Ia menegaskan bahwa upaya pencapaian target tersebut tidak akan tercapai tanpa adanya keterlibatan seluruh pemangku kepentingan, yakni pemerintah, kalangan swasta, dan masyarakat.

Pemerintah berperan dalam membuat arah kebijakan; kalangan swasta diharapkan bantuan dalam penyediaan dana mengingat hanya ada Rp43 triliun dari kebutuhan Rp251 triliun; masyarakat diharapkan dukungannya dalam penerapan program dan kesadaran untuk tetap menjaga lingkungannya.

Untuk keikutsertaan masyarakat tersebut, dapat terlihat dengan adanya rasa memiliki atas infrastruktur yang dibangun pemerintah. 

"Program peningkatan kualitas permukiman harus melibatkan masyarakat, mulai dari merencanakan, melaksanakan, hingga mengelola, sehingga akan muncul kecintaan terhadap program ini," kata dia.

Untuk mendorong keterlibatan masyarakat, pemerintah akan menujuk ratusan fasilitator yang akan secara terus-menerus mengingatkan warga pentingnya memiliki lingkungan bersih dan layak huni.

"Intinya warga harus diberikan edukasi bahwa jika ingin menanggulangi kawasan kumuh ini, mereka sendiri harus memberikan dukungan," kata dia.

Terkait dengan dukungan masyarakat, Ketua Lembaga Swadaya Masyarakat Kelurahan Kuto Batu Muhammad Nasir mengatakan bahwa membangkitkan kesadaran masyarakat untuk menata permukiman bukan perkara mudah.

Menurut dia, sebagaian besar warganya kerap acuh dengan program-program kepedulian lingkungan.

"Zaman sudah berubah. Jika dahulu diajak gotong royong, semua warga mau turun. Akan tetapi, sekarang sulit. Jadi, memang harus ada intervensi pemerintah untuk mengatasi kawasan kumuh ini," kata dia.

Ia mengemukakan bahwa pada dasarnya warga ingin berkehidupan yang layak dari sisi hunian. Akan tetapi, upaya ini kerap tidak dibarengi dengan suatu keinginan yang kuat.

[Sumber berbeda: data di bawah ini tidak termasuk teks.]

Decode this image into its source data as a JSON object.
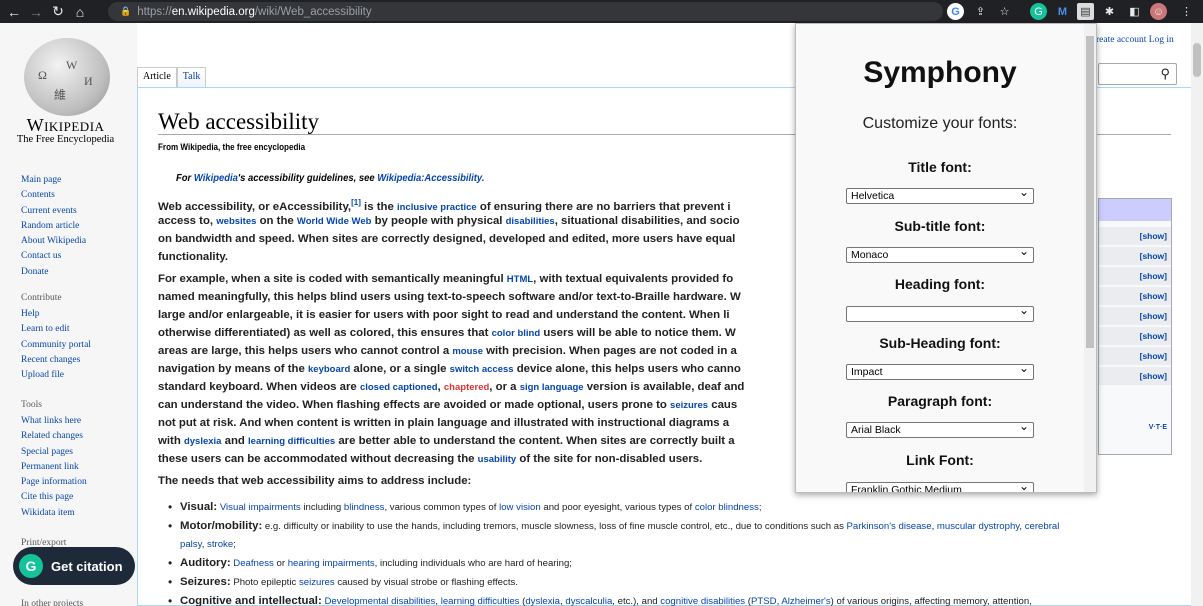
{
  "browser": {
    "url_scheme": "https://",
    "url_host": "en.wikipedia.org",
    "url_path": "/wiki/Web_accessibility"
  },
  "wiki": {
    "wordmark": "Wikipedia",
    "tagline": "The Free Encyclopedia",
    "nav": [
      "Main page",
      "Contents",
      "Current events",
      "Random article",
      "About Wikipedia",
      "Contact us",
      "Donate"
    ],
    "contribute_head": "Contribute",
    "contribute": [
      "Help",
      "Learn to edit",
      "Community portal",
      "Recent changes",
      "Upload file"
    ],
    "tools_head": "Tools",
    "tools": [
      "What links here",
      "Related changes",
      "Special pages",
      "Permanent link",
      "Page information",
      "Cite this page",
      "Wikidata item"
    ],
    "print_head": "Print/export",
    "other_head": "In other projects",
    "tab_article": "Article",
    "tab_talk": "Talk",
    "top_links": "reate account  Log in",
    "title": "Web accessibility",
    "from": "From Wikipedia, the free encyclopedia",
    "hatnote_pre": "For ",
    "hatnote_link1": "Wikipedia",
    "hatnote_mid": "'s accessibility guidelines, see ",
    "hatnote_link2": "Wikipedia:Accessibility.",
    "navbox_show": "[show]",
    "navbox_vte": "V·T·E"
  },
  "citation": {
    "label": "Get citation"
  },
  "panel": {
    "title": "Symphony",
    "subtitle": "Customize your fonts:",
    "fields": [
      {
        "label": "Title font:",
        "value": "Helvetica"
      },
      {
        "label": "Sub-title font:",
        "value": "Monaco"
      },
      {
        "label": "Heading font:",
        "value": ""
      },
      {
        "label": "Sub-Heading font:",
        "value": "Impact"
      },
      {
        "label": "Paragraph font:",
        "value": "Arial Black"
      },
      {
        "label": "Link Font:",
        "value": "Franklin Gothic Medium"
      }
    ]
  }
}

"Lantaran sudah beranak pinak di lokasi tersebut, membuat mereka enggan untuk pindah. Ada kekhawatiran jika terpisah dari keluarga, dan apakah bisa mengais rezeki di tempat yang baru. Berpijak dari kenyataan ini, tidak ada cara lain selain menata atau meremajakan permukiman kumuh. Kemungkinan untuk membuat mereka pindah itu sangat kecil sekali," kata dia.

Untuk itu, pemerintah harus aktif dalam mendekati warga melalui fasilitator untuk mendukung P2KP karena berkaitan dengan penyediaan lahan.

"Jika ingin membuat jalan setapak, ada warga yang mau mengurangi tanah miliknya dengan ganti rugi yang ditetapkan pemerintah. Akan tetapi, ada pula yang tidak mau. Ini baru bicara jalan setapak, belum bicara penyediaan lahan untuk MCK," katanya.

Pertumbuhan daerah perkotaan yang sangat pesat berujung pada meningkatnya kebutuhan tempat tinggal yang layak berikut prasarana, sarana, dan utilitasnya. 

Lantaran pemerintah tidak mampu mengantisipasi kondisi itu, akhirnya mendorong terciptanya kawasan kumuh perkotaan. 

Namun, jika diamati pada sisi lain, kondisi tersebut justru membuka peluang bagi masyarakat untuk secara swadaya untuk memenuhi kebutuhannya sendiri.